When you decide that your dataset is ready to be fed into ML models, you will need to think about working with one or more suitable ML models. You will train multiple models, evaluate them, and search for optimal hyperparameter settings. Versioning at this point will help you to keep track of changes. As a result of your experimentation, you will have a performance ML pipeline with every step optimized for performance. The best performing ML pipeline will be the one you would like to test drive in a production environment and that's the point where you would like to operationalize it in the deployment step.
Operationalizing an ML pipeline means that you need to choose a deployment type. Some of the workloads will be for batch processing the data you have in databases, and in that case you need batch deployment. Others could be for processing real-time data provided by various data providers, where you will need streaming deployment.
If you carefully examine each of these steps, especially the options in data processing and training steps are vast. First you need to select appropriate methods and algorithms, then you should also fine-tune hyperparameters for selected methods and algorithms for them to best perform for your given problem.
Just to give a simple example, let's assume that you are done with the steps up to model training step, you need to select a set of ML models to experiment. To make things simpler, let's say the only algorithm you would like to experiment with is k-means, it's just about tuning its parameters.
A k-means algorithm helps to cluster similar data points together. The following code snippet uses the scikit-learn library and you can install it using pip (http://scikit-learn.org/stable/install.html), don't worry if you don't understand every line:
# Sklearn has convenient modules to create sample data.
# make_blobs will help us to create a sample data set suitable for clustering
from sklearn.datasets.samples_generator import make_blobs
X, y = make_blobs(n_samples=100, centers=2, cluster_std=0.30, random_state=0)
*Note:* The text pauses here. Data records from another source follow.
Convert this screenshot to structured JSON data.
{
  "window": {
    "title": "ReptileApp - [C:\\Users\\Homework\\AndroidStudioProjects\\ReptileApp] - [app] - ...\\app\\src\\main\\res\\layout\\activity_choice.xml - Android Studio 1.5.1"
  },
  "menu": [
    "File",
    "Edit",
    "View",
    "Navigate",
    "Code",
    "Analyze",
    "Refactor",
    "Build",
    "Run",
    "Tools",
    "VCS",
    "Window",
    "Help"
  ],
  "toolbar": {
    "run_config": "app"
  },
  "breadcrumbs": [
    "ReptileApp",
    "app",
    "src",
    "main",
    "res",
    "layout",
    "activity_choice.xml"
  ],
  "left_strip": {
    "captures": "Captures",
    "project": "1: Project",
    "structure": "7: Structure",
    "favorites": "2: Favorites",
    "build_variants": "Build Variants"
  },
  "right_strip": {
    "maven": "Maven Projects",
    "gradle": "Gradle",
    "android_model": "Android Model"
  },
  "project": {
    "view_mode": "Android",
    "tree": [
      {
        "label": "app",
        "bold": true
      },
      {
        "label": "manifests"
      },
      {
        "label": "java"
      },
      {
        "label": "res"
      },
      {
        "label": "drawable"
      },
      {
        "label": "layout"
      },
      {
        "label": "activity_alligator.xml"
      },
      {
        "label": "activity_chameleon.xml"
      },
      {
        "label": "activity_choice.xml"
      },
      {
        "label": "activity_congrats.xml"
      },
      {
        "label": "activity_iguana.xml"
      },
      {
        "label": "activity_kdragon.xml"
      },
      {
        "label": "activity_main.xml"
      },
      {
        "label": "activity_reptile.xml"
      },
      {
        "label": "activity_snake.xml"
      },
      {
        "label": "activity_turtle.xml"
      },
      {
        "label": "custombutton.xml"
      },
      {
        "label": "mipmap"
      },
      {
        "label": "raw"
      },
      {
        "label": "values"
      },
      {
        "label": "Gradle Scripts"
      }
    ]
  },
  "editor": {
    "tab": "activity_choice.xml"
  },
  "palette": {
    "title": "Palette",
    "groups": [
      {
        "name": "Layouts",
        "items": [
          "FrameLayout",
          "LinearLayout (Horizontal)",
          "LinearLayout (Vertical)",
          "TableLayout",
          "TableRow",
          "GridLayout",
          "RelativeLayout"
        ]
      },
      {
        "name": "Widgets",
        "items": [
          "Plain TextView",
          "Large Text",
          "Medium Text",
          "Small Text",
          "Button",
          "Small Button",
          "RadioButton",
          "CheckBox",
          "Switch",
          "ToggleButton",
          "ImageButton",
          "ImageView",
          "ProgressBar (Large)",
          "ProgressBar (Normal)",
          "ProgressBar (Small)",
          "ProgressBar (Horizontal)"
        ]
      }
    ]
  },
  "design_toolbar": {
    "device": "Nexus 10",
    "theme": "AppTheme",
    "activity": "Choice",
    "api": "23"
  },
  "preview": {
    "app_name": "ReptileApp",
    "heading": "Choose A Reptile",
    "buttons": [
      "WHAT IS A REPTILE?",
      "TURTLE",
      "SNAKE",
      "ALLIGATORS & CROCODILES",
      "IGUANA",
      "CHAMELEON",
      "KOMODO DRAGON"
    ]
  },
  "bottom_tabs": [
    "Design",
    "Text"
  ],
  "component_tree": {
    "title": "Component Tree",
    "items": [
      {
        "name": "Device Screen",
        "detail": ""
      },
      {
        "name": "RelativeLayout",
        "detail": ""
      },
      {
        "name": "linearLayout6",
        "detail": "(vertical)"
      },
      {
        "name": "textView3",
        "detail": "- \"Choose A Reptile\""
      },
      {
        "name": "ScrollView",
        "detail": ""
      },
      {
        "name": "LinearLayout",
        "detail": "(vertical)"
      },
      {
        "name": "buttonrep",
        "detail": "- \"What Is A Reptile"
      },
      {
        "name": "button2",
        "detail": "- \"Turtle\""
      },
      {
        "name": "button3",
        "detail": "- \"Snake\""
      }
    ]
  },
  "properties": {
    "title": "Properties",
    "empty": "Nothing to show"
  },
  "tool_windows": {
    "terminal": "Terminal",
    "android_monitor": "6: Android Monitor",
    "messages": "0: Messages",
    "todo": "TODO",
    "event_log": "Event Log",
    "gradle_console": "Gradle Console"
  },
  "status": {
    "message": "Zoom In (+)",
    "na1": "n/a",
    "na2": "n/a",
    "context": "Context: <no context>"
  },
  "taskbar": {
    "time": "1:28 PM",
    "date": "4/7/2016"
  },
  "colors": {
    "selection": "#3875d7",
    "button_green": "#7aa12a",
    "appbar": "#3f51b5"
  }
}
# Let's visualize what we have first
import matplotlib.pyplot as plt
import seaborn as sns
plt.scatter(X[:, 0], X[:, 1], s=50)
The output of the preceding code snippet is as follows:
You can easily see that we have two clusters on the plot:
# We will import KMeans model from clustering model family of Sklearn
from sklearn.cluster import KMeans
k_means = KMeans(n_clusters=2)
k_means.fit(X)
predictions = k_means.predict(X)
# Let's plot the predictions
plt.scatter(X[:, 0], X[:, 1], c=predictions, cmap='brg')
The output of the preceding code snippet is as follows:
Nice! Our algorithm worked as we expected. Astute readers may have noticed that there was an argument named n_clusters for the k-means model. When you provide this value to the k-means algorithm, it will try to split this dataset into two clusters. As you can guess, k-means's hyperparameter in this case is the number of clusters. The k-means model needs to know this parameter before training.
Different algorithms have different hyperparameters such as depth of tree for decision trees, number of hidden layers, learning rate for neural networks, alpha parameter for Lasso or C, kernel, and gamma for Support Vector Machines (SVMs).
Let's see how many arguments the k-means model has by using the get_params method:
k_means.get_params()
The output will be the list of all parameters that you can optimize:
{'algorithm': 'auto',
'copy_x': True,
'init': 'k-means++',
'max_iter': 300,
'n_clusters': 2,
'n_init': 10,
'n_jobs': 1,
'precompute_distances': 'auto',
'random_state': None,
'tol': 0.0001,
'verbose': 0}
In most real-life use cases, you will neither have resources nor time for trying each possible combination with the options of all steps considered.
AutoML libraries come to your aid at this point by carefully setting up experiments for various ML pipelines, which covers all the steps from data ingestion, data processing, modeling, and scoring.